1911 Encyclopædia Britannica/Aikin, John
AIKIN, JOHN (1747–1822), English doctor and writer, was born at Kibworth-Harcourt, and received his elementary education at the Nonconformist academy at Warrington, where his father was tutor. He studied medicine in the university of Edinburgh, and in London under Dr William Hunter. He practised as a surgeon at Chester and Warrington. Finally, he went to Leyden, took the degree of M.D. (1780), and in 1784 established himself as a doctor in Yarmouth. In 1792 he removed to London, where he practised as a consulting physician. But he concerned himself more with the advocacy of liberty of conscience than with his professional duties, and he began at an early period to devote himself to literary pursuits. In conjunction with his sister, Mrs Barbauld (q.v.), he published a popular series of volumes entitled Evenings at Home (6 vols., 1792–1795), excellently adapted for elementary family reading, which were translated into almost every European language. In 1798 Dr Aikin retired from professional life and devoted himself with great industry to various literary undertakings, among which his General Biography (10 vols., 1799–1815) holds a conspicuous place. Besides these, he published Biog. Memoirs of Medicine (1780); Lives of John Selden and Archbishop Usher (1812) and other works. He edited the Monthly Magazine from 1796 to 1807, and conducted a paper called the Athenaeum from 1807 to 1809, when it was discontinued. Aikin died in 1822.

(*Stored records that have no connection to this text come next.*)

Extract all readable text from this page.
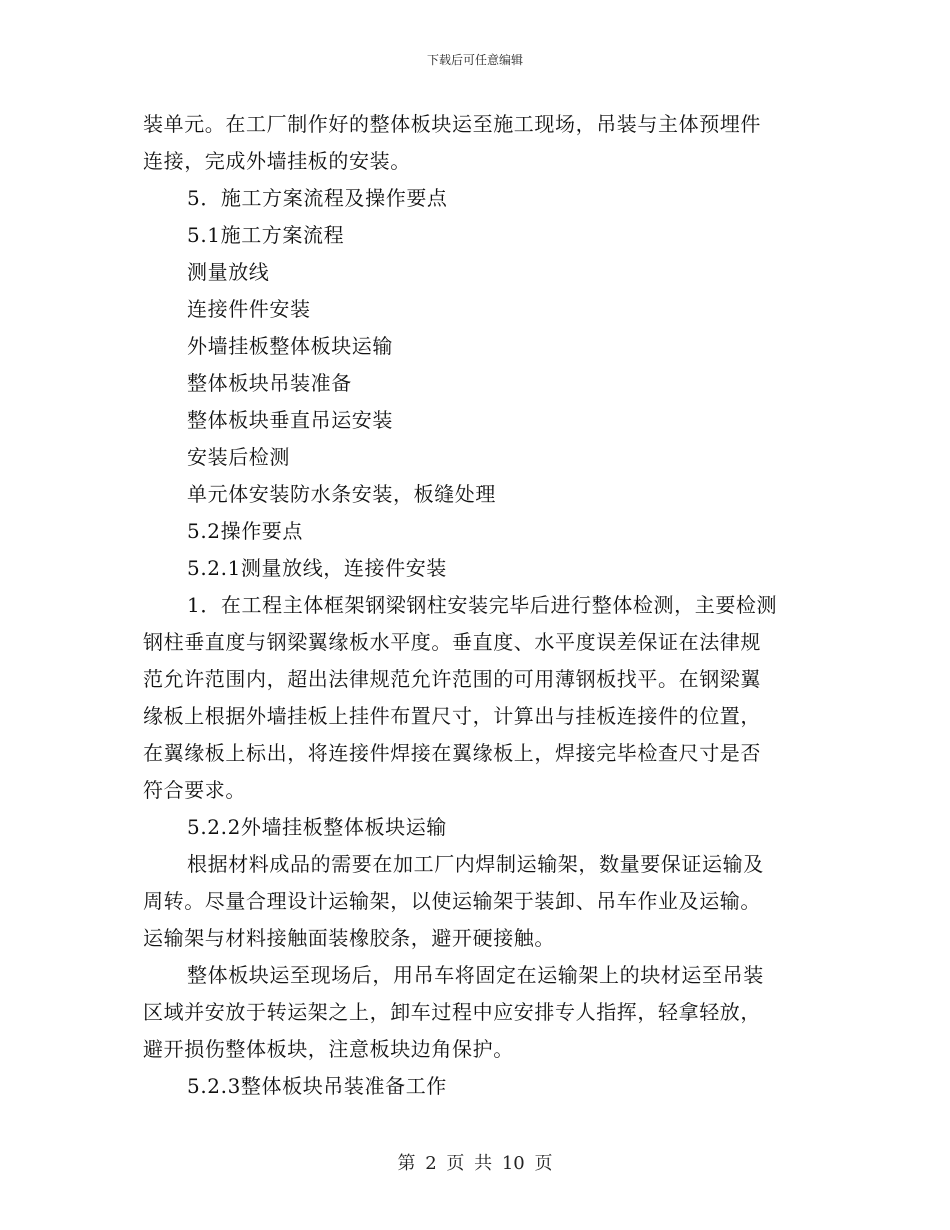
下载后可任意编辑

装单元。在工厂制作好的整体板块运至施工现场，吊装与主体预埋件

连接，完成外墙挂板的安装。

5．施工方案流程及操作要点

5.1施工方案流程

测量放线

连接件件安装

外墙挂板整体板块运输

整体板块吊装准备

整体板块垂直吊运安装

安装后检测

单元体安装防水条安装，板缝处理

5.2操作要点

5.2.1测量放线，连接件安装

1．在工程主体框架钢梁钢柱安装完毕后进行整体检测，主要检测

钢柱垂直度与钢梁翼缘板水平度。垂直度、水平度误差保证在法律规

范允许范围内，超出法律规范允许范围的可用薄钢板找平。在钢梁翼

缘板上根据外墙挂板上挂件布置尺寸，计算出与挂板连接件的位置，

在翼缘板上标出，将连接件焊接在翼缘板上，焊接完毕检查尺寸是否

符合要求。

5.2.2外墙挂板整体板块运输

根据材料成品的需要在加工厂内焊制运输架，数量要保证运输及

周转。尽量合理设计运输架，以使运输架于装卸、吊车作业及运输。

运输架与材料接触面装橡胶条，避开硬接触。

整体板块运至现场后，用吊车将固定在运输架上的块材运至吊装

区域并安放于转运架之上，卸车过程中应安排专人指挥，轻拿轻放，

避开损伤整体板块，注意板块边角保护。

5.2.3整体板块吊装准备工作

第 2 页 共 10 页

His daughter, Lucy Aikin (1781–1864), born at Warrington on the 6th of November 1781, had some repute as a historical writer. After producing various books for the young, and a novel, Lorimer (1814), she published in 1818 her Memoirs of the Court of Queen Elizabeth, which passed through several editions. This was followed by Memoirs of the Court of James I. (1822), Memoirs of the Court of Charles I. (1833) and a Life of Addison (1843). Miss Aikin died at Hampstead, where she had lived for forty years, on the 29th of January 1864.